Benchmark, improve and document mixed precision (AMP) support in Models
- [ ] Train different models with mixed precision and inspect if it doesn't break the API, leads to better performance at similar accuracy without leading to numeric instabilities / NaN loss.
- [ ] Benchmark speed-up of AMP x TF32 (with A100 or superior)

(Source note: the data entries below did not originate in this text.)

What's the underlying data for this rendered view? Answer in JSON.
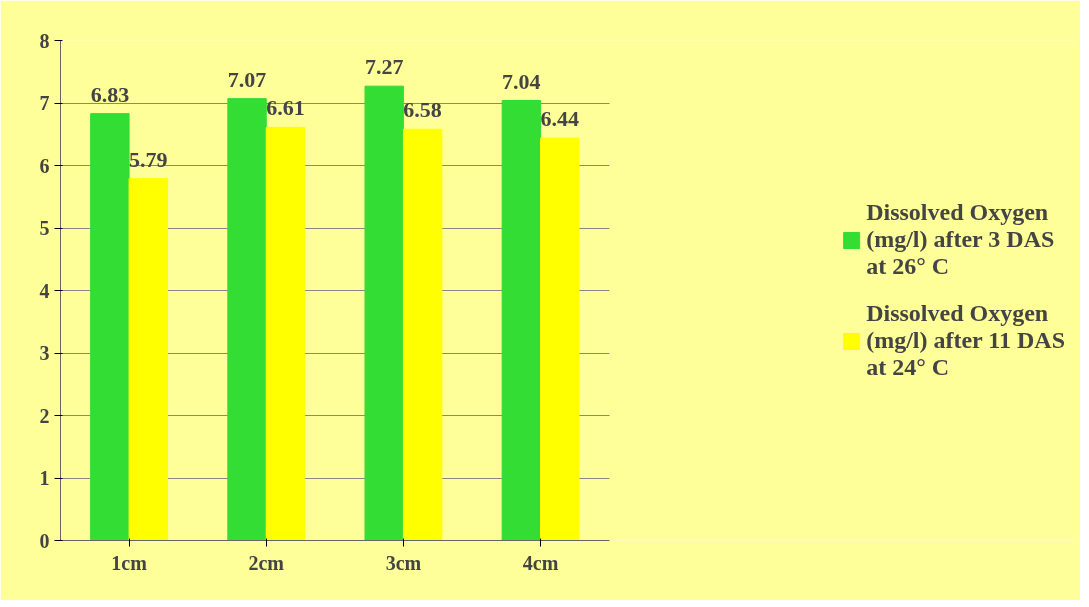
{
  "chart_data": {
    "type": "bar",
    "categories": [
      "1cm",
      "2cm",
      "3cm",
      "4cm"
    ],
    "series": [
      {
        "name": "Dissolved Oxygen (mg/l) after 3 DAS at 26° C",
        "color": "#33dd33",
        "values": [
          6.83,
          7.07,
          7.27,
          7.04
        ]
      },
      {
        "name": "Dissolved Oxygen (mg/l) after 11 DAS at 24° C",
        "color": "#ffff00",
        "values": [
          5.79,
          6.61,
          6.58,
          6.44
        ]
      }
    ],
    "ylim": [
      0,
      8
    ],
    "yticks": [
      0,
      1,
      2,
      3,
      4,
      5,
      6,
      7,
      8
    ],
    "grid": "y",
    "legend": "right",
    "data_labels": true
  }
}
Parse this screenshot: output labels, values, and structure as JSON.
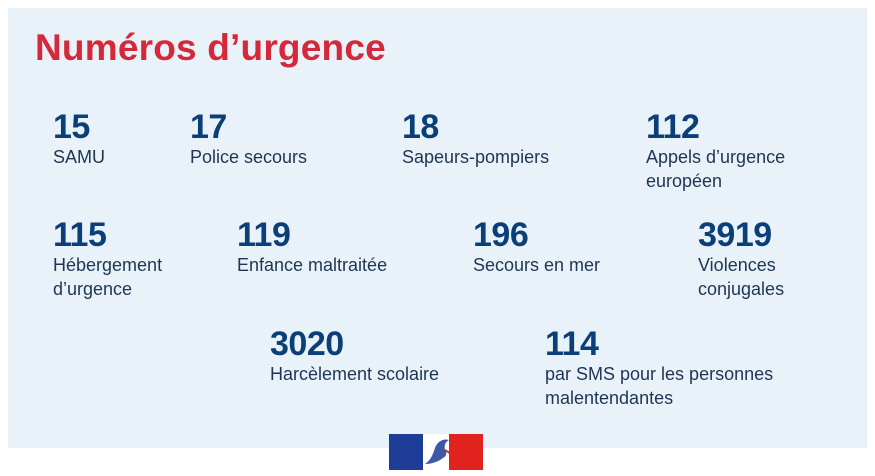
{
  "title": "Numéros d’urgence",
  "colors": {
    "title": "#d5283a",
    "number": "#0b3f78",
    "label": "#1f3553",
    "background": "#e9f2f8",
    "flag_blue": "#1f3c97",
    "flag_red": "#e1231f"
  },
  "entries": [
    {
      "number": "15",
      "label": "SAMU"
    },
    {
      "number": "17",
      "label": "Police secours"
    },
    {
      "number": "18",
      "label": "Sapeurs-pompiers"
    },
    {
      "number": "112",
      "label": "Appels d’urgence\neuropéen"
    },
    {
      "number": "115",
      "label": "Hébergement\nd’urgence"
    },
    {
      "number": "119",
      "label": "Enfance maltraitée"
    },
    {
      "number": "196",
      "label": "Secours en mer"
    },
    {
      "number": "3919",
      "label": "Violences\nconjugales"
    },
    {
      "number": "3020",
      "label": "Harcèlement scolaire"
    },
    {
      "number": "114",
      "label": "par SMS pour les personnes\nmalentendantes"
    }
  ],
  "logo": {
    "icon": "marianne-logo-icon"
  }
}
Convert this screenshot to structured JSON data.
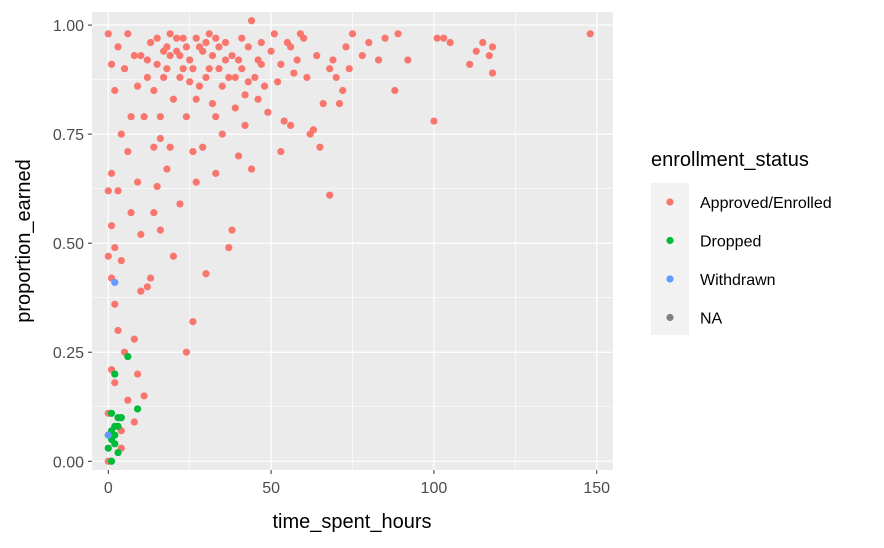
{
  "chart_data": {
    "type": "scatter",
    "xlabel": "time_spent_hours",
    "ylabel": "proportion_earned",
    "xlim": [
      -5,
      155
    ],
    "ylim": [
      -0.02,
      1.03
    ],
    "x_ticks": [
      0,
      50,
      100,
      150
    ],
    "x_tick_labels": [
      "0",
      "50",
      "100",
      "150"
    ],
    "y_ticks": [
      0,
      0.25,
      0.5,
      0.75,
      1
    ],
    "y_tick_labels": [
      "0.00",
      "0.25",
      "0.50",
      "0.75",
      "1.00"
    ],
    "grid": true,
    "legend": {
      "title": "enrollment_status",
      "position": "right",
      "entries": [
        "Approved/Enrolled",
        "Dropped",
        "Withdrawn",
        "NA"
      ]
    },
    "series": [
      {
        "name": "Approved/Enrolled",
        "color": "#F8766D",
        "points": [
          [
            148,
            0.98
          ],
          [
            118,
            0.89
          ],
          [
            117,
            0.93
          ],
          [
            118,
            0.95
          ],
          [
            115,
            0.96
          ],
          [
            113,
            0.94
          ],
          [
            111,
            0.91
          ],
          [
            105,
            0.96
          ],
          [
            103,
            0.97
          ],
          [
            101,
            0.97
          ],
          [
            100,
            0.78
          ],
          [
            92,
            0.92
          ],
          [
            89,
            0.98
          ],
          [
            88,
            0.85
          ],
          [
            85,
            0.97
          ],
          [
            83,
            0.92
          ],
          [
            80,
            0.96
          ],
          [
            78,
            0.93
          ],
          [
            75,
            0.98
          ],
          [
            74,
            0.9
          ],
          [
            73,
            0.95
          ],
          [
            72,
            0.85
          ],
          [
            71,
            0.82
          ],
          [
            70,
            0.88
          ],
          [
            69,
            0.92
          ],
          [
            68,
            0.9
          ],
          [
            68,
            0.61
          ],
          [
            66,
            0.82
          ],
          [
            65,
            0.72
          ],
          [
            64,
            0.93
          ],
          [
            63,
            0.76
          ],
          [
            62,
            0.75
          ],
          [
            61,
            0.88
          ],
          [
            60,
            0.97
          ],
          [
            59,
            0.98
          ],
          [
            58,
            0.92
          ],
          [
            57,
            0.89
          ],
          [
            56,
            0.95
          ],
          [
            56,
            0.77
          ],
          [
            55,
            0.96
          ],
          [
            54,
            0.78
          ],
          [
            53,
            0.91
          ],
          [
            52,
            0.87
          ],
          [
            51,
            0.98
          ],
          [
            50,
            0.94
          ],
          [
            49,
            0.8
          ],
          [
            48,
            0.86
          ],
          [
            47,
            0.96
          ],
          [
            46,
            0.92
          ],
          [
            45,
            0.88
          ],
          [
            44,
            1.01
          ],
          [
            43,
            0.95
          ],
          [
            42,
            0.84
          ],
          [
            41,
            0.97
          ],
          [
            40,
            0.92
          ],
          [
            40,
            0.7
          ],
          [
            39,
            0.88
          ],
          [
            38,
            0.93
          ],
          [
            38,
            0.53
          ],
          [
            37,
            0.49
          ],
          [
            36,
            0.96
          ],
          [
            35,
            0.86
          ],
          [
            34,
            0.9
          ],
          [
            33,
            0.79
          ],
          [
            32,
            0.93
          ],
          [
            31,
            0.98
          ],
          [
            30,
            0.88
          ],
          [
            29,
            0.72
          ],
          [
            28,
            0.95
          ],
          [
            27,
            0.83
          ],
          [
            26,
            0.9
          ],
          [
            26,
            0.32
          ],
          [
            25,
            0.92
          ],
          [
            24,
            0.79
          ],
          [
            24,
            0.25
          ],
          [
            23,
            0.97
          ],
          [
            22,
            0.88
          ],
          [
            22,
            0.59
          ],
          [
            21,
            0.94
          ],
          [
            20,
            0.83
          ],
          [
            20,
            0.47
          ],
          [
            19,
            0.98
          ],
          [
            18,
            0.9
          ],
          [
            18,
            0.67
          ],
          [
            17,
            0.94
          ],
          [
            16,
            0.79
          ],
          [
            16,
            0.53
          ],
          [
            15,
            0.91
          ],
          [
            14,
            0.85
          ],
          [
            14,
            0.57
          ],
          [
            13,
            0.96
          ],
          [
            12,
            0.88
          ],
          [
            12,
            0.4
          ],
          [
            11,
            0.79
          ],
          [
            10,
            0.93
          ],
          [
            10,
            0.52
          ],
          [
            10,
            0.39
          ],
          [
            9,
            0.86
          ],
          [
            9,
            0.64
          ],
          [
            8,
            0.93
          ],
          [
            8,
            0.28
          ],
          [
            7,
            0.79
          ],
          [
            7,
            0.57
          ],
          [
            6,
            0.98
          ],
          [
            6,
            0.71
          ],
          [
            5,
            0.9
          ],
          [
            5,
            0.25
          ],
          [
            4,
            0.75
          ],
          [
            4,
            0.46
          ],
          [
            4,
            0.07
          ],
          [
            3,
            0.95
          ],
          [
            3,
            0.62
          ],
          [
            3,
            0.3
          ],
          [
            2,
            0.85
          ],
          [
            2,
            0.49
          ],
          [
            2,
            0.18
          ],
          [
            1,
            0.91
          ],
          [
            1,
            0.66
          ],
          [
            1,
            0.42
          ],
          [
            1,
            0.21
          ],
          [
            0,
            0.98
          ],
          [
            0,
            0.62
          ],
          [
            0,
            0.11
          ],
          [
            0,
            0.0
          ],
          [
            22,
            0.93
          ],
          [
            27,
            0.97
          ],
          [
            31,
            0.9
          ],
          [
            34,
            0.95
          ],
          [
            36,
            0.92
          ],
          [
            15,
            0.97
          ],
          [
            19,
            0.93
          ],
          [
            25,
            0.87
          ],
          [
            29,
            0.94
          ],
          [
            33,
            0.97
          ],
          [
            37,
            0.88
          ],
          [
            41,
            0.9
          ],
          [
            17,
            0.88
          ],
          [
            21,
            0.97
          ],
          [
            23,
            0.9
          ],
          [
            28,
            0.86
          ],
          [
            32,
            0.82
          ],
          [
            35,
            0.75
          ],
          [
            39,
            0.81
          ],
          [
            43,
            0.87
          ],
          [
            47,
            0.91
          ],
          [
            12,
            0.92
          ],
          [
            14,
            0.72
          ],
          [
            18,
            0.95
          ],
          [
            24,
            0.95
          ],
          [
            30,
            0.96
          ],
          [
            9,
            0.2
          ],
          [
            6,
            0.14
          ],
          [
            11,
            0.15
          ],
          [
            4,
            0.03
          ],
          [
            8,
            0.09
          ],
          [
            2,
            0.36
          ],
          [
            1,
            0.54
          ],
          [
            0,
            0.47
          ],
          [
            13,
            0.42
          ],
          [
            15,
            0.63
          ],
          [
            19,
            0.72
          ],
          [
            27,
            0.64
          ],
          [
            30,
            0.43
          ],
          [
            33,
            0.66
          ],
          [
            16,
            0.74
          ],
          [
            26,
            0.71
          ],
          [
            42,
            0.77
          ],
          [
            44,
            0.67
          ],
          [
            53,
            0.71
          ],
          [
            46,
            0.83
          ]
        ]
      },
      {
        "name": "Dropped",
        "color": "#00BA38",
        "points": [
          [
            0,
            0.03
          ],
          [
            1,
            0.05
          ],
          [
            1,
            0.07
          ],
          [
            2,
            0.06
          ],
          [
            2,
            0.08
          ],
          [
            3,
            0.1
          ],
          [
            3,
            0.02
          ],
          [
            4,
            0.1
          ],
          [
            1,
            0.11
          ],
          [
            2,
            0.2
          ],
          [
            6,
            0.24
          ],
          [
            9,
            0.12
          ],
          [
            0,
            0.06
          ],
          [
            1,
            0.0
          ],
          [
            3,
            0.08
          ],
          [
            2,
            0.04
          ]
        ]
      },
      {
        "name": "Withdrawn",
        "color": "#619CFF",
        "points": [
          [
            2,
            0.41
          ],
          [
            0,
            0.06
          ]
        ]
      },
      {
        "name": "NA",
        "color": "#7F7F7F",
        "points": []
      }
    ]
  }
}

- [ ] Document to our users how and when to use AMP with Merlin Models
Notes from @vysarge preliminary experiments reported in this spreadsheet (Nvidia internal only):
With AMP on (via keras mixed precision), MM iteration is actually slower by 35.6ms The majority of this time comes from one block of ops, including calls to SetToValue, IsFinite, DeviceReduceKernel, and UnsortedSegmentCustomKernel, which are contributing a combined 37.9ms of GPU time Etiology is unclear; these kernels appear to have one call per categorical feature, and to take longer for features with a high cardinality Without these calls I would expect AMP to be saving ~7ms
Then she wrote
AMP issues appear to be related to loss scaling. The ~35ms slowdown from the previous email is present when not scaling losses or when using keras.mixed_precision.LossScaleOptimizer with the default dynamic=True. Using keras.mixed_precision.LossScaleOptimizer with dynamic=False instead, AMP does indeed save ~7ms off the training iteration time. (See also nvbugs/3980579 tracking a similar issue.)
Comment by @vysarge
a fix for part of the AMP slowdown as described in nvbugs/3980579 has been recently accepted into Keras (PR link).
Is this issue still open?
Is there any example on how to use mixed_precision for training or should we simple follow the standard Tensorflow/Keras solution to do that?